= Liverpool Personal Service Society =

British social care services charity

PSS (UK) is a national social enterprise in the United Kingdom. Liverpool Personal Services Society was founded by Eleanor Rathbone and Dorothy Keeling in 1919, for over 100 years PSS has provided a range of support services.

The charity operates services in Liverpool, Manchester, Wirral, Staffordshire, Cheshire, Norfolk, Suffolk, Lincolnshire and North Wales.

== Head office ==
PSS's head office is in Eleanor Rathbone House, Derby Road in the Sandhills area of Liverpool. PSS moved into this office in 2018 from its previous home on Seel Street in the city centre.

== History ==
In 1918 the personal services committee of the Liverpool Council of Voluntary Aid was established with Dorothy Keeling as its first secretary.

Founded in 1919 by philanthropist and prolific social campaigner Eleanor Rathbone and social worker and campaigner Dorothy Keeling in Liverpool. The title 'Liverpool Personal Services Society was not adopted until 1922 but those involved with its creation were philanthropist and prolific social campaigner Eleanor Rathbone', Dorothy Keeling, Elizabeth Macadam (1871–1948), and academic Frederic D'Aeth. They saw the need for friendly visiting. The PSS faced opposition by other societies who saw it as offering no material help and as was just another competitor.

Keeling would remain as the secretary of the PSS until the start of the second world war. It was not just advice as the volunteers ran boot and clothing clubs, a loan scheme, a holiday scheme and in 1932 the well funded Central Relief Society used the PSS to find the best place for its funds. The advice offered included bureaux for new tenants, legal and marital advice, visiting and care for the old and disabled.

In 1935 there were 9,000 families who had asked for help. A quarter of these were cases referred to the PSS by other bodies but in the remaining cases the families had sought out the PSS themselves. They were supplying reliable and unbiased advice to families and by 1939 they had 560 volunteer workers.

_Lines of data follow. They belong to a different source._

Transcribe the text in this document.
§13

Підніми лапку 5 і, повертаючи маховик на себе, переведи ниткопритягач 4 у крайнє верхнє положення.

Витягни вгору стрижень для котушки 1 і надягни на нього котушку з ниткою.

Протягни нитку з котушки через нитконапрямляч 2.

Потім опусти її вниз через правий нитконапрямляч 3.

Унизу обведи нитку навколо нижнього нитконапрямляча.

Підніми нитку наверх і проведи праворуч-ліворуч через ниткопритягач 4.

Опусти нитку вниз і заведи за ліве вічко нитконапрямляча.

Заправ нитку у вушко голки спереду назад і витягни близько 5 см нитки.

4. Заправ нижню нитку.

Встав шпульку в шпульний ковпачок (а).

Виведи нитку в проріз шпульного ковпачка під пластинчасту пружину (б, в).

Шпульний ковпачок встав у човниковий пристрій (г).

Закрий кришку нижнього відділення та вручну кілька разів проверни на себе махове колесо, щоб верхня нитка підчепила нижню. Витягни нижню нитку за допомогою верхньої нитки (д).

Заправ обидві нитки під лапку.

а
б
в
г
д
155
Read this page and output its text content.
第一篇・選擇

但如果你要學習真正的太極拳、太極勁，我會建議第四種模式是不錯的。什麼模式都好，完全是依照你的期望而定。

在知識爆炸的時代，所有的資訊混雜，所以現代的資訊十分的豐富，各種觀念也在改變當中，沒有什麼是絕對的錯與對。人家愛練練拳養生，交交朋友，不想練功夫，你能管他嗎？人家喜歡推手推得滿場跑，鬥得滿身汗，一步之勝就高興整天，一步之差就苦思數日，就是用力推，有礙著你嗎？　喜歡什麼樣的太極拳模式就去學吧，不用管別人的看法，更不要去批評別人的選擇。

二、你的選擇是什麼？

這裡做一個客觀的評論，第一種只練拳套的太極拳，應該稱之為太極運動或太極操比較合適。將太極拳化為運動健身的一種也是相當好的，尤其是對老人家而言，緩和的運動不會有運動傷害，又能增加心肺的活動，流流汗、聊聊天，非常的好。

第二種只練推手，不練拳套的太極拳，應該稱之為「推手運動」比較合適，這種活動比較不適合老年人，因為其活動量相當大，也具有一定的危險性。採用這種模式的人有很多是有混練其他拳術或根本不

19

The charity's first headquarters was on Stanley Street in Liverpool. A long queue of people that could be found lining up on its winding staircase to speak to someone at Liverpool Personal Services Society. 'The Crowded Stairs' was the title of Dorothy Keeling's book about social work in Liverpool, including the Liverpool Personal Services Society, 'The Crowded Stairs'.

==See also==
- Bradbury Fields – another Liverpool charity and fellow member of the 800 Group.